17 June 2018

Summary

This project is about word prediction: predict the next word in a sentence, knowing the previous words. It uses machine learning technics to train an algorithm in a specific natural language (in our case English). A web version of it that can be tested at https://rosengurtt.shinyapps.io/swiftkeywordprediction3/

In our tests the right word is predicted aproximately 17% of the time. The other 83% the word predicted is a good candidate, in the sense that it makes sense and the phrase is a perfectly valid one. When the user types partially a word, the tool uses the letters typed so far of the new word to make a better prediction. No word predictor can have a 100% accuracy or even close to that value. Otherwise, there would be no point in reading anything, because there would be nothing new to say. So we consider that our 17% hit rate is not as bad as it sounds.

How the algorithm works

The traditional way to implement the prediction of words is to analize large sets of sample text to calculate the probabilities of having word X after the sequence of words Y…Z. Once we know those probabilites, we predict the next word as the one that has the higher probability to come next, given the previous words in the provided sentence.

So basically our algorithm does that, but with a twist. The problem with the approach just described, is that calculating the frequencies for word sequences longer than 5 or 6 becomes inpractical. This is because the number of possible combinations grows exponentially with the quantity of words. There is a compromise between the accuracy of prediction and the size of the data the application needs to work. The more data it has, the better the prediction, but the longer it takes to predict, and the more computing power it needs.

Using only the last few words in the sentence to predict the next one is suboptimal because it ignores some of the data provided, and this information could be relevant. To tackle this problem, we added a feature to our algorithm: it tries to detect the subject matter of the input text, and it then applies a set of probabilities taylored for that subject.

The assumption is that the words you will likely use, are dependent on the subject you are talking about. If the algorithm can detect the subject matter, and it has appropriate statistics for each subject, it is expected that it will make better predictions.

To decide what is the subject matter is looks for specific words that are more frequent in a specific subject than in others. For example we found that "political", "government", "public", "war" and "state" happen more frequently when talking about politics than when talking about other subjects.

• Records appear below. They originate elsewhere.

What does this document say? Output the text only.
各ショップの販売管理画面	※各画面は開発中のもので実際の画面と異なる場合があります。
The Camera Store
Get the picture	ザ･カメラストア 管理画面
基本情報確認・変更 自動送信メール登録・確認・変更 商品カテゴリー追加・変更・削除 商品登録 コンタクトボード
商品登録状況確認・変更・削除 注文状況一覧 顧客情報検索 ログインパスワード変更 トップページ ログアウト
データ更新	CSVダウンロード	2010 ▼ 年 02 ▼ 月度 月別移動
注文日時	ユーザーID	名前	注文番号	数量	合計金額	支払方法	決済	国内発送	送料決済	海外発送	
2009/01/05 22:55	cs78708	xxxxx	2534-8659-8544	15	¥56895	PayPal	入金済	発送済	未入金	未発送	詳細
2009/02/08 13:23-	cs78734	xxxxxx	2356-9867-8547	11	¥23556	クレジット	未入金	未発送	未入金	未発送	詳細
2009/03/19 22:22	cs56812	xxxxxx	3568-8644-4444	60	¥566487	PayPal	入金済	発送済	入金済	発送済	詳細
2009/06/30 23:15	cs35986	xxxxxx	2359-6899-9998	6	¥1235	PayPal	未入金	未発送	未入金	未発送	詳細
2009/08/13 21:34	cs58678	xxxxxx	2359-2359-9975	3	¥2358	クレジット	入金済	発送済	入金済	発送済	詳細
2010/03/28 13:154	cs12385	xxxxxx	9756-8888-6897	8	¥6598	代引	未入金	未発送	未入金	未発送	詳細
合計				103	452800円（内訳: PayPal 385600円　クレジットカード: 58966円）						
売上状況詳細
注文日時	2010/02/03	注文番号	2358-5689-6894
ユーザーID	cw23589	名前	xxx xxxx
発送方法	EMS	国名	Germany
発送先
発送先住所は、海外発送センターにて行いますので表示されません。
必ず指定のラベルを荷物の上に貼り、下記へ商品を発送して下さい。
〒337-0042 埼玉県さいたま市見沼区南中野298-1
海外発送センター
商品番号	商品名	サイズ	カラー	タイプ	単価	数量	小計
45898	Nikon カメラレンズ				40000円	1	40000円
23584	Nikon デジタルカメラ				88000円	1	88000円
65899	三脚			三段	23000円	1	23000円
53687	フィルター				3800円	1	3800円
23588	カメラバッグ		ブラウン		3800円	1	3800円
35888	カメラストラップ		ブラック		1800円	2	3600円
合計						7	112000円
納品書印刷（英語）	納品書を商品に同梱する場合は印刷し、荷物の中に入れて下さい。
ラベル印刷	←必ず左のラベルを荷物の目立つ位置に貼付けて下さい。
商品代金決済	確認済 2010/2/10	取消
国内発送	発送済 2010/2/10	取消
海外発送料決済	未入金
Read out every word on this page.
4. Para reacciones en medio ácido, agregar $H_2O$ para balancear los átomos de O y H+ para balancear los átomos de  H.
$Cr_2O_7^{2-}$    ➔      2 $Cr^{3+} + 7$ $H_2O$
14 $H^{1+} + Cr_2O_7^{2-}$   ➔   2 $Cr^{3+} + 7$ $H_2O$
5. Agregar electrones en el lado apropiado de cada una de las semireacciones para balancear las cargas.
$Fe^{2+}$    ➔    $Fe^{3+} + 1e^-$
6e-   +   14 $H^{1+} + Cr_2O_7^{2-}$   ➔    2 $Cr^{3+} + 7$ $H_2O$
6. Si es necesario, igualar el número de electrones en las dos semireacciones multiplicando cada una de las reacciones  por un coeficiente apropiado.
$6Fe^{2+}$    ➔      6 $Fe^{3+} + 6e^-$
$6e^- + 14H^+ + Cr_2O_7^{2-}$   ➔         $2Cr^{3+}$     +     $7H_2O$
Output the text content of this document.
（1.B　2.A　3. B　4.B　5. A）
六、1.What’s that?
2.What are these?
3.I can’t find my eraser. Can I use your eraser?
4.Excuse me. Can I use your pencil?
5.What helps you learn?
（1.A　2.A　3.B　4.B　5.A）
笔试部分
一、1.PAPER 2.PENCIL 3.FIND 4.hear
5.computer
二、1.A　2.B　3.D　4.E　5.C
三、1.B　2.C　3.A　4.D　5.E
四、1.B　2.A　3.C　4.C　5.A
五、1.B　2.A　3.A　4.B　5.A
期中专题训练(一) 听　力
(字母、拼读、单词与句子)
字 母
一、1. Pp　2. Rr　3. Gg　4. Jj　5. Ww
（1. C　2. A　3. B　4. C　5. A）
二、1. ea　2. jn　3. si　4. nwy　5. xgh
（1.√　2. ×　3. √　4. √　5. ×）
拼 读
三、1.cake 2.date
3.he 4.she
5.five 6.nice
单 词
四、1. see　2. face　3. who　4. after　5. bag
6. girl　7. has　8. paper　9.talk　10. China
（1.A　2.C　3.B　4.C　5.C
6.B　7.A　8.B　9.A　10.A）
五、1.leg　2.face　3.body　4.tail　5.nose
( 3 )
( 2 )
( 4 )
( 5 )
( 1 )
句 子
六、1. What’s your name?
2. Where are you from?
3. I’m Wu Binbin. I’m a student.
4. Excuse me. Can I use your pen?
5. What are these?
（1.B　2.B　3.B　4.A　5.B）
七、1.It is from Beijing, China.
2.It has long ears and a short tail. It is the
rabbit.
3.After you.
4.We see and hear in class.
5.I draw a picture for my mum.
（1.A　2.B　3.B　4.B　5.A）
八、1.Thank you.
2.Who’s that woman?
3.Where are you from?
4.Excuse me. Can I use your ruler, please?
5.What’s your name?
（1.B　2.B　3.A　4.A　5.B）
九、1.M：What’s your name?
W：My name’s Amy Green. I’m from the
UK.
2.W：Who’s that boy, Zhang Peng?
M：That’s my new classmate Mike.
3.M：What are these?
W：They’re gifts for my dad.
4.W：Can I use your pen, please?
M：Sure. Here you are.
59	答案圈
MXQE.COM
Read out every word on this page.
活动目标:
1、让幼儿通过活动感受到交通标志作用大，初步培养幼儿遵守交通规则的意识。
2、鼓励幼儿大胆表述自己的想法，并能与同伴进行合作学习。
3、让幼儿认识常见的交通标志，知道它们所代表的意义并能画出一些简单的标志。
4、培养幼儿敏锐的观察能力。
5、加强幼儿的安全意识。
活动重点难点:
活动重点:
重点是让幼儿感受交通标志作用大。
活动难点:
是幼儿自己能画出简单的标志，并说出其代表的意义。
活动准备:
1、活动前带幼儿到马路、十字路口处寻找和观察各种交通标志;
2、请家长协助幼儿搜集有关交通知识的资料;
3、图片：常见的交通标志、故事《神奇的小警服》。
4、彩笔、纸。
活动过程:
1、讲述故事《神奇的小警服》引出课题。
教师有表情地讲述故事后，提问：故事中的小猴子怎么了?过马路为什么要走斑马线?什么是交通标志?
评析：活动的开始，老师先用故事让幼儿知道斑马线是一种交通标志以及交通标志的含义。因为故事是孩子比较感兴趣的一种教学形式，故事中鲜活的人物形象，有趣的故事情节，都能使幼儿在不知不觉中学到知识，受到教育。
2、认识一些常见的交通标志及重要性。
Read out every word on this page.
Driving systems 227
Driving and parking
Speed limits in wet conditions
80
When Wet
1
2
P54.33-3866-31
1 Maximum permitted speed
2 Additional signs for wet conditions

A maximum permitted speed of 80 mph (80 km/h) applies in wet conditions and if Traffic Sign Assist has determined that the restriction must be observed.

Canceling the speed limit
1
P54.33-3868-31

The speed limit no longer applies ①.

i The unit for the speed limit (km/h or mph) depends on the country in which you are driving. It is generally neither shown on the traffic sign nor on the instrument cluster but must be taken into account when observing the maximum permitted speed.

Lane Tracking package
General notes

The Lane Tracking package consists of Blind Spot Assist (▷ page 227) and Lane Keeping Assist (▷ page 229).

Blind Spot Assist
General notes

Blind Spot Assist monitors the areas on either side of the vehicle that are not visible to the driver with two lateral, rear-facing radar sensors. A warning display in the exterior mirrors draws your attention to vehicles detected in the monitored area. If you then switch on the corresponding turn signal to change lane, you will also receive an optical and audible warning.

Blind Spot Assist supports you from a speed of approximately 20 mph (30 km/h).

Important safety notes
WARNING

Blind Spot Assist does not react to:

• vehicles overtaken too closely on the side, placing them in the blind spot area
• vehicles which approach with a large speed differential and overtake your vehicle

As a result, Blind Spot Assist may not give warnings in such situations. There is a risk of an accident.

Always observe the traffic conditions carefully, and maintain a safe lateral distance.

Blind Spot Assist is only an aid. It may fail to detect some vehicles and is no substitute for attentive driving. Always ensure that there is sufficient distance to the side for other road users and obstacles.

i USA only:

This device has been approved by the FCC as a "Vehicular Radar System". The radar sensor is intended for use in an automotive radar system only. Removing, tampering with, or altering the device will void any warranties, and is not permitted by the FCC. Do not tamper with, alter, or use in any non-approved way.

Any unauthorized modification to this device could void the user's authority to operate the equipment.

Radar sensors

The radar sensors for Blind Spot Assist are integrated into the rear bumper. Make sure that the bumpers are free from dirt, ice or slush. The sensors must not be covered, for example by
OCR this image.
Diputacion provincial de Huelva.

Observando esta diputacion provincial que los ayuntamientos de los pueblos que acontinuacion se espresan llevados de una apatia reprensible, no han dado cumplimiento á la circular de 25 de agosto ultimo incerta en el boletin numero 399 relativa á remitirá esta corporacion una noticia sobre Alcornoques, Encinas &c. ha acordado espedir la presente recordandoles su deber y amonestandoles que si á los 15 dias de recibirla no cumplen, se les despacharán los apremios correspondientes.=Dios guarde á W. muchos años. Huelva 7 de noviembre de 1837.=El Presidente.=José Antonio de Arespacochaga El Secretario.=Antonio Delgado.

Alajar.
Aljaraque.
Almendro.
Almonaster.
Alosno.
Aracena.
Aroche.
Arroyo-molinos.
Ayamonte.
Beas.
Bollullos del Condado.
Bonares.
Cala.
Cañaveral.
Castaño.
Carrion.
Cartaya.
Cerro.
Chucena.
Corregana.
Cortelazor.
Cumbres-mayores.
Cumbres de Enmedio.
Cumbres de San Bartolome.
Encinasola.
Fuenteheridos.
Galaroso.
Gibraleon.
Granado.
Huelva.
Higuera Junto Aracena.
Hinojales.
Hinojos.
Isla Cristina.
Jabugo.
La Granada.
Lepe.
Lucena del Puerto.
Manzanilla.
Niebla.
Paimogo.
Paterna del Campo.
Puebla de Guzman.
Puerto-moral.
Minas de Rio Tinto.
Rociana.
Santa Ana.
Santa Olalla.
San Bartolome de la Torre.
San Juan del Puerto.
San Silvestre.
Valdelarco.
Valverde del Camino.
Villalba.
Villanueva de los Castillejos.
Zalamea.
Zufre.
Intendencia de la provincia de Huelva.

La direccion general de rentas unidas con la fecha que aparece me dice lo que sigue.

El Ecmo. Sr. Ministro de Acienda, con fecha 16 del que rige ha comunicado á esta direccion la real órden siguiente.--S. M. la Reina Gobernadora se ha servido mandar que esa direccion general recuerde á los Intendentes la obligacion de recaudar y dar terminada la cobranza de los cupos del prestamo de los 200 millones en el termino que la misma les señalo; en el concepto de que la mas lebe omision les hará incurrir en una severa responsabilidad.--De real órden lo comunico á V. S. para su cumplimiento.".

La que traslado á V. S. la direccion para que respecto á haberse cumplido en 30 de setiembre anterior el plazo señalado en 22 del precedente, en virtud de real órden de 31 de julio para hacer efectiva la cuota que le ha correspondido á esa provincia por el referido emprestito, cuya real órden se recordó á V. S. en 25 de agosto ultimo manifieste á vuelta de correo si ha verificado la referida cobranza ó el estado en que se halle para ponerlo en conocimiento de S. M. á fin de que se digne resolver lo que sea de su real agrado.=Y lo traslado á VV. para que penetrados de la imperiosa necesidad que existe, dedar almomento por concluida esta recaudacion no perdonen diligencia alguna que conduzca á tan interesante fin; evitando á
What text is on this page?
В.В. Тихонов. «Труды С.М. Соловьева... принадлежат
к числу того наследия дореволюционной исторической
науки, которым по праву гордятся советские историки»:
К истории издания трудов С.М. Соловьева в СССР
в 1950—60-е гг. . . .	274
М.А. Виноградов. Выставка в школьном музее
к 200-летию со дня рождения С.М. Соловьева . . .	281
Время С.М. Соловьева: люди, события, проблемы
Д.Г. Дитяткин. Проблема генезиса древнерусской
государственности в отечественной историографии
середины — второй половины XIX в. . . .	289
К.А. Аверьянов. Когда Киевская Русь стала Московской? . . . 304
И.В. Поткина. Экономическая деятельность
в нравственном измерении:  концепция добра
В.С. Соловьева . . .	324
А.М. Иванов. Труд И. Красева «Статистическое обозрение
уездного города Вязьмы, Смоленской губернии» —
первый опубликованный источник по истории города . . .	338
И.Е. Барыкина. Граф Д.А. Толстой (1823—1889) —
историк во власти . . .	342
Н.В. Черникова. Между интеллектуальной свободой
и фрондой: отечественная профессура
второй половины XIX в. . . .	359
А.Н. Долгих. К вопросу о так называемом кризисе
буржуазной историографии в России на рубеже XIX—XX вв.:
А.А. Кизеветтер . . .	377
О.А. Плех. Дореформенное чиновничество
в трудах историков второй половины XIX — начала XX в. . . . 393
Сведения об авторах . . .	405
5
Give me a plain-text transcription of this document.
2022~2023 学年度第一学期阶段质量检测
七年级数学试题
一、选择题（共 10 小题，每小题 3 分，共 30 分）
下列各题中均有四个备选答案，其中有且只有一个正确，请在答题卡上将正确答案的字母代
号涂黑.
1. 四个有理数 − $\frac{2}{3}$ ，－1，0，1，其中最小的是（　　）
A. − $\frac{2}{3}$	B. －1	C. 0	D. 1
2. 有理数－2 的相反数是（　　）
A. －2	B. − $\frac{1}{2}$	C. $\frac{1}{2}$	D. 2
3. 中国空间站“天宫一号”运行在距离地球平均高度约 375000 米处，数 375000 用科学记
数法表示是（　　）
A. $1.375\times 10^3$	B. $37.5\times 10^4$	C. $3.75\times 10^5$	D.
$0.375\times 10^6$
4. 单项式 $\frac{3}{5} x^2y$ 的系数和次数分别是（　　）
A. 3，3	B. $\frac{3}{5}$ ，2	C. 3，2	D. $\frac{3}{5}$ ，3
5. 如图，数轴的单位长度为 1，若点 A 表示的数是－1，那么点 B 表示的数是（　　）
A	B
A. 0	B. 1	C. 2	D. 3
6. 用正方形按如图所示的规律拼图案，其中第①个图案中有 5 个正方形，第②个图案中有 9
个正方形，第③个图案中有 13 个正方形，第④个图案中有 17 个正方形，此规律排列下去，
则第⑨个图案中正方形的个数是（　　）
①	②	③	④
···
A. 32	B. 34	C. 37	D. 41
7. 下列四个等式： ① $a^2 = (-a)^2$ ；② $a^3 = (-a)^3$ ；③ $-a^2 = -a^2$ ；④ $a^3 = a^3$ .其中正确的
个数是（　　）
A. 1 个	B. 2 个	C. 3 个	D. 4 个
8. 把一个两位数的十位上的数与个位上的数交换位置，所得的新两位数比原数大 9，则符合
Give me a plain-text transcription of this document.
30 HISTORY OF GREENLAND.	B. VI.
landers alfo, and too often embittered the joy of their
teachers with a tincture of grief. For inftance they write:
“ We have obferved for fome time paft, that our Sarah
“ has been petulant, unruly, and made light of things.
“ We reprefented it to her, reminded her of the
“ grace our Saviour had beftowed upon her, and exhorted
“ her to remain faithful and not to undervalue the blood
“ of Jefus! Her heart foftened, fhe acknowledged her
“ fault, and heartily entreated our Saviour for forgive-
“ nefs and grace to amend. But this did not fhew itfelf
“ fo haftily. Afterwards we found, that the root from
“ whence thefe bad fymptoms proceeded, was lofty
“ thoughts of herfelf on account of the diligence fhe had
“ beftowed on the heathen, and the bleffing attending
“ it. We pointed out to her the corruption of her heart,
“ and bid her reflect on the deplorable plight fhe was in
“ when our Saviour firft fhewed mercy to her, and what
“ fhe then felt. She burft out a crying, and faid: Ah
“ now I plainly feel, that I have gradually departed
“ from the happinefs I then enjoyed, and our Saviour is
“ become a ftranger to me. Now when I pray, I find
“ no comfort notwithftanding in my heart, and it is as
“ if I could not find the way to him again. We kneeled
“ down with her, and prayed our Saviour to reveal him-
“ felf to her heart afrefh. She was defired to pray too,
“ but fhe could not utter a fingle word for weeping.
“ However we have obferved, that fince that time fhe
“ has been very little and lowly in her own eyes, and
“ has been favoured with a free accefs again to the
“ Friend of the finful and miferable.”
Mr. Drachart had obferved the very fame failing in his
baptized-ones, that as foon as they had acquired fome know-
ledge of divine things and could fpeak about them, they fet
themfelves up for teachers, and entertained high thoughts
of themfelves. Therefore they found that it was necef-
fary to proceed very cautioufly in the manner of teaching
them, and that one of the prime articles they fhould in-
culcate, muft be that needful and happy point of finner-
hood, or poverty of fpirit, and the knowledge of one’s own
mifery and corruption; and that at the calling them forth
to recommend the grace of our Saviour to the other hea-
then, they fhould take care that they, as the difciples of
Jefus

To train our algorithm, we downloaded wikipedia pages because they are copyright free and are subject specific. We used an "Export Pages" functionality provided by Wikipedia: https://en.wikipedia.org/wiki/Special%3aExport. We then removed the metadata using a free tool called "WikiExtractor" available at https://github.com/attardi/wikiextractor. We selected the following 4 subjects: computing, math, politics and health.

Our online version of the tool uses only the last 2 words to predict the next, to keep the size of the RAM below 1 Gb, that is the maximum a free account can use. In our tests, we used up to 4 previous words to predict the next. The source code of the tool and the tests carried to evaluate it are available at https://github.com/rosengurtt/capstoneDataScience

Using the tool

Type or paste text in the box provided. The predicted next word and the subject detected will be shown below. The number of previous words used for the prediction is also shown.